I arrive at an American address. Over the last couple of months, I've suggested hubski, Amazon, and Abebooks send mail to me here.
The outdoor mailbox has been emptied by others and stored for me. I look on every counter and in every cupboard and finally find the bounty in a bottom desk drawer.
Whoowhee! humanodon and _refugee_ both sent copies of Poetry Magazine. One of these is "The Q & A Issue." It seems that most of the poems are followed by questions by the editors and answers by the poets. One poem is called "Lark & Merlin." I had to look up the merlin. It is a hawk-like bird that mostly feeds on other birds. This surprises me. It shouldn't. Big fish eat small fish. The poem is about love with lines like this:
my lover, the assassin is beautiful
Love seems to be a theme, of course. The other journal is very new (January 2014), and has these lines:
she has come to kill me and I concur
If you can't feel love in life you won't feel it in death, nor Will you feel the tulip's skin, nor the soft gravel
Of childhood under cheek, You will have writhed Across the page for a hard couplet, a firm rhyme, ass
Note to self: feel the love in life, feel it in the rain, in the mail, in the birdcalls, in the plumbers banging and cursing. (Plumbers are here doing a reno.)
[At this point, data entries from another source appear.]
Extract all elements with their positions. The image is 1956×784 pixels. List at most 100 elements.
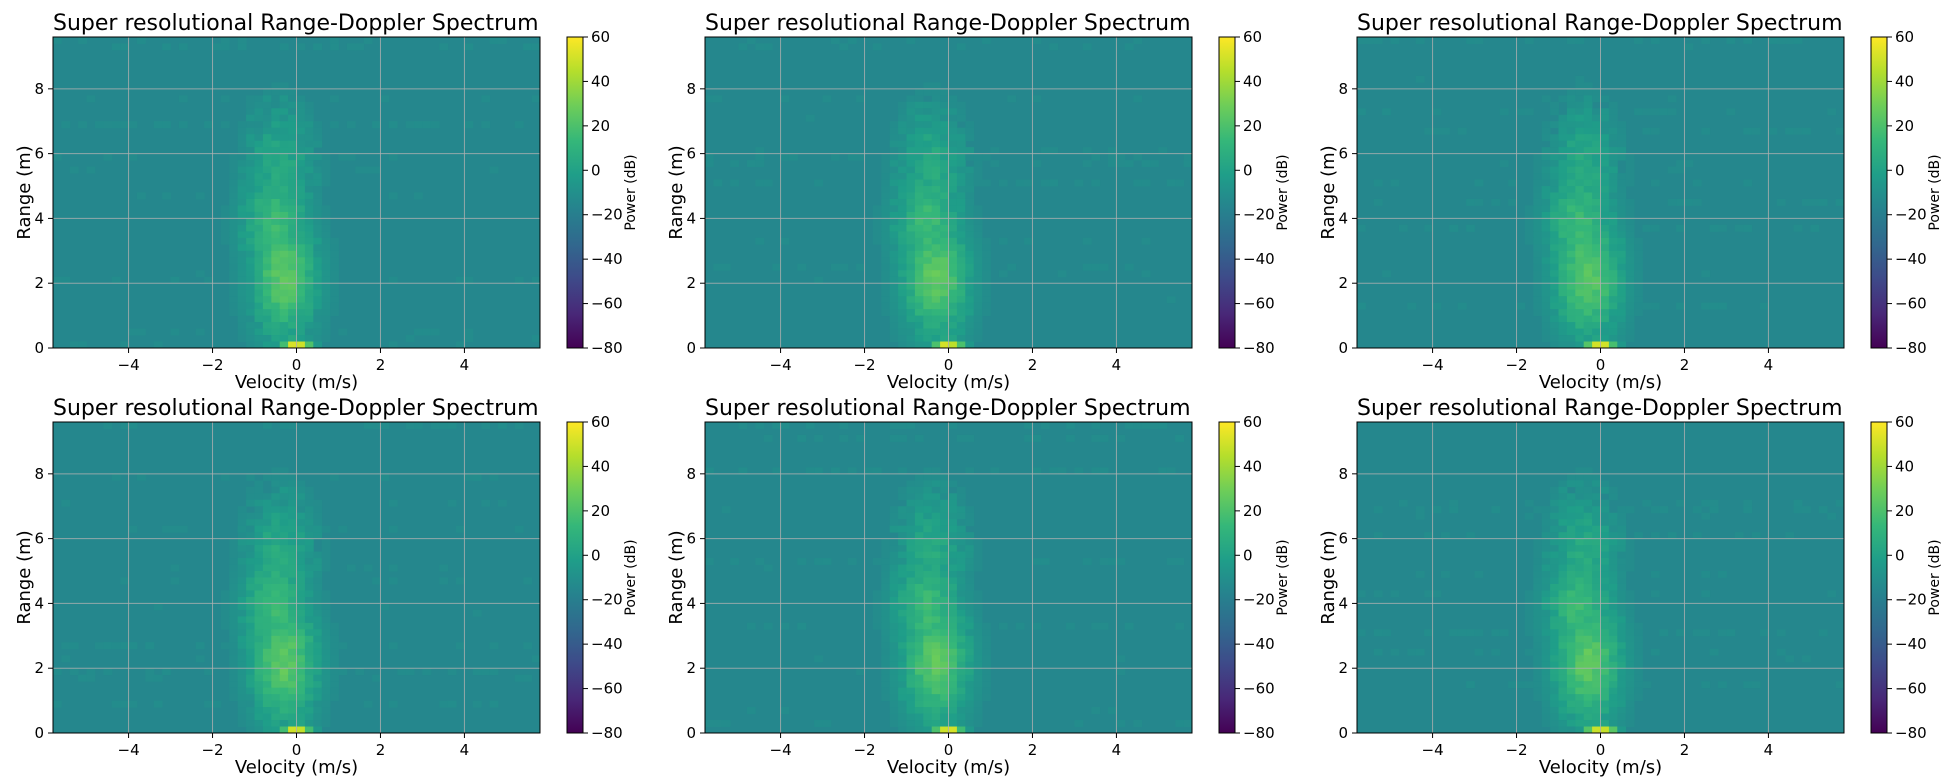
- heatmap-cell: [1625, 160, 1635, 167]
- heatmap-cell: [271, 147, 281, 155]
- heatmap-cell: [956, 231, 966, 239]
- heatmap-cell: [254, 296, 264, 304]
- heatmap-cell: [288, 263, 297, 271]
- heatmap-cell: [956, 166, 966, 174]
- heatmap-cell: [1474, 37, 1484, 44]
- heatmap-cell: [906, 661, 916, 669]
- heatmap-cell: [246, 726, 255, 734]
- heatmap-cell: [1592, 257, 1601, 265]
- heatmap-cell: [881, 186, 891, 193]
- heatmap-cell: [313, 341, 323, 349]
- heatmap-cell: [1432, 506, 1442, 514]
- heatmap-cell: [237, 564, 247, 572]
- heatmap-cell: [1566, 499, 1576, 507]
- heatmap-cell: [923, 655, 933, 663]
- colorbar-tick-label: 0: [1243, 161, 1253, 179]
- heatmap-cell: [898, 538, 907, 546]
- heatmap-cell: [330, 95, 339, 103]
- heatmap-cell: [304, 713, 314, 721]
- heatmap-cell: [889, 186, 899, 193]
- heatmap-cell: [237, 276, 247, 284]
- heatmap-cell: [738, 422, 748, 429]
- heatmap-cell: [237, 558, 247, 565]
- heatmap-cell: [906, 590, 916, 598]
- colorbar-tick-label: −80: [1895, 724, 1927, 742]
- heatmap-cell: [889, 681, 899, 689]
- heatmap-cell: [1659, 108, 1669, 116]
- heatmap-cell: [1600, 335, 1610, 342]
- heatmap-cell: [246, 205, 255, 213]
- heatmap-cell: [906, 114, 916, 122]
- heatmap-cell: [1600, 95, 1610, 103]
- heatmap-cell: [1583, 538, 1593, 546]
- heatmap-cell: [965, 506, 975, 514]
- heatmap-cell: [296, 179, 306, 187]
- heatmap-cell: [1550, 296, 1559, 304]
- heatmap-cell: [1600, 642, 1610, 650]
- heatmap-cell: [881, 551, 891, 559]
- heatmap-cell: [872, 558, 882, 565]
- heatmap-cell: [931, 101, 941, 109]
- heatmap-cell: [94, 642, 104, 650]
- heatmap-cell: [246, 211, 255, 219]
- heatmap-cell: [1583, 250, 1593, 258]
- heatmap-cell: [1600, 309, 1610, 317]
- heatmap-cell: [304, 211, 314, 219]
- heatmap-cell: [881, 635, 891, 643]
- heatmap-cell: [881, 211, 891, 219]
- heatmap-cell: [898, 707, 907, 714]
- heatmap-cell: [246, 486, 255, 494]
- heatmap-cell: [1541, 629, 1551, 637]
- heatmap-cell: [998, 237, 1008, 245]
- heatmap-cell: [914, 179, 924, 187]
- heatmap-cell: [948, 270, 958, 278]
- heatmap-cell: [1592, 166, 1601, 174]
- heatmap-cell: [914, 263, 924, 271]
- heatmap-cell: [1541, 257, 1551, 265]
- heatmap-cell: [271, 250, 281, 258]
- heatmap-cell: [279, 166, 289, 174]
- heatmap-cell: [931, 231, 941, 239]
- heatmap-cell: [1550, 205, 1559, 213]
- heatmap-cell: [973, 173, 983, 180]
- heatmap-cell: [1600, 551, 1610, 559]
- heatmap-cell: [304, 302, 314, 310]
- heatmap-cell: [313, 681, 323, 689]
- heatmap-cell: [372, 577, 381, 585]
- heatmap-cell: [948, 95, 958, 103]
- heatmap-cell: [898, 668, 907, 676]
- heatmap-cell: [237, 583, 247, 591]
- heatmap-cell: [1550, 538, 1559, 546]
- heatmap-cell: [422, 668, 432, 676]
- heatmap-cell: [1566, 616, 1576, 624]
- heatmap-cell: [814, 720, 823, 727]
- heatmap-cell: [246, 538, 255, 546]
- heatmap-cell: [304, 486, 314, 494]
- heatmap-cell: [1166, 179, 1176, 187]
- heatmap-cell: [1718, 302, 1727, 310]
- heatmap-cell: [973, 655, 983, 663]
- heatmap-cell: [1583, 101, 1593, 109]
- heatmap-cell: [162, 668, 171, 676]
- heatmap-cell: [1550, 674, 1559, 682]
- heatmap-cell: [1541, 309, 1551, 317]
- heatmap-cell: [1608, 486, 1618, 494]
- heatmap-cell: [1550, 681, 1559, 689]
- heatmap-cell: [931, 309, 941, 317]
- heatmap-cell: [923, 538, 933, 546]
- heatmap-cell: [237, 179, 247, 187]
- heatmap-cell: [889, 512, 899, 520]
- heatmap-cell: [1608, 121, 1618, 129]
- heatmap-cell: [1768, 127, 1778, 135]
- heatmap-cell: [447, 668, 457, 676]
- heatmap-cell: [898, 422, 907, 429]
- heatmap-cell: [262, 101, 272, 109]
- heatmap-cell: [288, 224, 297, 232]
- heatmap-cell: [1625, 257, 1635, 265]
- heatmap-cell: [279, 108, 289, 116]
- heatmap-cell: [1608, 250, 1618, 258]
- heatmap-cell: [940, 121, 949, 129]
- heatmap-cell: [1600, 648, 1610, 656]
- heatmap-cell: [923, 512, 933, 520]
High as any downward dog . . .
I was so eager to get the poetry books out, I forgot to look in the envelopes for a note. I do that now.
humanodon sent a "fond, not fondling" greeting and refugee sent a note of her current state of mind-time capsule.
There was also an envelope from wasoxygen containing what seems to be the scraps of paper from the top of his desk for my contemplation, complete with highlighting, math, and dog drawing; and a postcard of happier times on the Titanic, before it sank.
But would we be remembering happier times on the Titanic at all - if it hadn't sank? If I were the Titanic, how would I want to be remembered?
This contemplation of powerful ships that sink too soon led me here. Scroll down to paragraph 7.
The upside of actual tangible artifacts is that they have a presence. Their tangibility means that I will pick them up, carry them, hold them. They will find their way to me more randomly. I don't have to consciously seek them out. The postcards can be put up on the wall or fridge, the books will find their way to a shelf where others will be exposed to them.
The downside of tangible artifacts is that they have a bulk and weight. Like all things, they will eventually be tossed into time's tunnel as will this electronic note sent out to the hubskiverse.
Aside from bills and flyers, what have you received in the mail so far this week, month, year?
So there's an object that has haunted my life.
My father bought my mother a calculator in 1980. Many an hour was spent in the back of a volkswagen, waiting in parking lots (back when you could do that shit without a criminal record), messing with this calculator. Because, you see, "by pressing on this special key it played a little melody."
Casio made a line of "melody" calculators that had major notes assigned to the number keys. It was far and away the most awesome thing in my mom's purse from 1980 until 1985, when she lent it to one of her burnout hitch hiker friends who stole it, the fucktard. And ever since, it has haunted my dreams. It's no exaggeration that my taste in music is largely due to the effects of running square roots of random eight-digit numbers until you were left with 1.00000whatever, as evidenced at about a minute 30:
Anyway. It took me about six months to figure out what the model number of that ancient, 34-year-old calculator happened to be, and to wait patiently on eBay for one to show up for less than three hundred dollars. Last week, I bought one out of Turkey for $35.
Unfortunately, that was only five months and three weeks into my six month journey, because the one I bought was a UC-365, not an ML-80, which doesn't have the aggro square wave synth on it and DOES NOT DO SQUARE ROOTS. Yeah, it's still a cool little gadget but my quest must now continue.
If nothing else, I now know that one of the most formative pieces of my youth was "tarantella napoletana."